Being a mom is truly the best and most difficult job I will ever work at. The other day one of our Youth Group kids asked me, " is being a mom really all that hard of work?" My quick response was an emphatic yes. "Why? What do you have to do?" the girl responded. My answer - Everything. A mom does everything. I'm not saying that the dad does nothing. That's not the case and is especially not the case at our house. My husband is a terrific and extremely helpful hands-on kind of dad. A child, however, needs everything and cannot do anything on his or her own. As I stay at home with boys and watch them growing up and changing I see just how dependent they are on me and how slowly but surely they need me a little less everyday. Someday they'll think that they don't need me at all, and then when they're grown men they'll need me again for something, a recipe they use to like, an opinion on something I know about, or even just a hug and kiss, but they'll always need me. That's the best kind of job security.
One thing that I think about often is whether or not I'm being a good mom, or what that phrase even means, a "good mom". I love my kids. I love them so much that sometimes I just walk over, pick them up, squeeze them, kiss all over their faces, and tell them over and over how much they are loved. I love the Lord and work at teaching them about God and all that he's done for us. I pray for my boys everyday, for them to love God like I do, for them to know Him and understand His love. We don't have lots of money, but we get by and I hope that someday my boys will think that the time I gave them was worth more than anything I could ever have bought for them if we'd had more money from me working.

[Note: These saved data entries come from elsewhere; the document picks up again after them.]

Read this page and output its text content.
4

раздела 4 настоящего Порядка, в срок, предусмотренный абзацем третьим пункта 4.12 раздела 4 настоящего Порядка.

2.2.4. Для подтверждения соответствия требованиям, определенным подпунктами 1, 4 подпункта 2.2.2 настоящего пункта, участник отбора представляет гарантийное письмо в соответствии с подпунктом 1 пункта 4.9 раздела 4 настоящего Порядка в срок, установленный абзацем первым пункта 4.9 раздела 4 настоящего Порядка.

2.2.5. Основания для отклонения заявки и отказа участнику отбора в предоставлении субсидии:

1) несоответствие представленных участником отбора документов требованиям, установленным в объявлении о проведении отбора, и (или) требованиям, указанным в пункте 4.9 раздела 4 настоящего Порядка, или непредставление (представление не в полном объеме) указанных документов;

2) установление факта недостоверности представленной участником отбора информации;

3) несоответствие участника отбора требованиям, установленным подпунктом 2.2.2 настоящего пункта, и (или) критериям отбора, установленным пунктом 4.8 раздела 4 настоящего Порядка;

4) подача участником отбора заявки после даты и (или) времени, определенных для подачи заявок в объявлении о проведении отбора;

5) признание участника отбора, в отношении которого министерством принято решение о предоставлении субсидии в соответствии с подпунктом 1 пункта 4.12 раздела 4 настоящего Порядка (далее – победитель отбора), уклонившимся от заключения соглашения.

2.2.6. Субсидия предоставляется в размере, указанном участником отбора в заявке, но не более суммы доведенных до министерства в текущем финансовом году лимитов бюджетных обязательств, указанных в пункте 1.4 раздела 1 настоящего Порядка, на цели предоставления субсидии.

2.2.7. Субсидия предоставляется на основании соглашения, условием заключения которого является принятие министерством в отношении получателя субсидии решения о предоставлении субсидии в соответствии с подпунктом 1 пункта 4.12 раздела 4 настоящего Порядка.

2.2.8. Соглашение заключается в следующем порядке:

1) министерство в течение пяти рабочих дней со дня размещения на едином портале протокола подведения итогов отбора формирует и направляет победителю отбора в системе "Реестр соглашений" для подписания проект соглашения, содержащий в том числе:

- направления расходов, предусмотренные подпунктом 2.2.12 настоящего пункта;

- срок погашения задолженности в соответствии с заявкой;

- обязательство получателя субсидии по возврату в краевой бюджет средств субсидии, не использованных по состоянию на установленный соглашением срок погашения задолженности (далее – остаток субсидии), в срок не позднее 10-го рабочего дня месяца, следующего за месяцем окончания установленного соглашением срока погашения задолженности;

When I was kid I thought that everyday was mother's day. My mom told me what to do and that made everyday a special day for her. Now I realize it's just the opposite. Telling your kids what to do it hard work. Before I tell Joshua not to do something I've already worried about him getting hurt, weighed and measured the outcome of each possibility and come to the decision I think is best for him, and still at the end of the day I sometimes lay awake praying that I'm telling him the right things. It can be exhausting. I now see Mothers Day in a completely different light. I look forward to giving my mother a present, choosing a card for her and telling her what she means to me. In fact I try to tell her as often as I can, just how much I appreciate her and the sacrifices she made for me. I tell my husband all the time that I just want to be the kind of mom for my kids that my mom was for me, because I think she was and still is the best. Already today she's told me she loves me, loves my boys, thinks I'm doing a great job as a mom and wife, and is proud of me. She's more than a mom, she's my cheerleader and my friend.
My Mother with My Boys |
Yes, there was a little wait, but this blog was worth waiting for. It's funny how our opinion changes over the years. Make sure your mom reads this; its a wonderful tribute. I hope I let my parents know how much I loved them as well.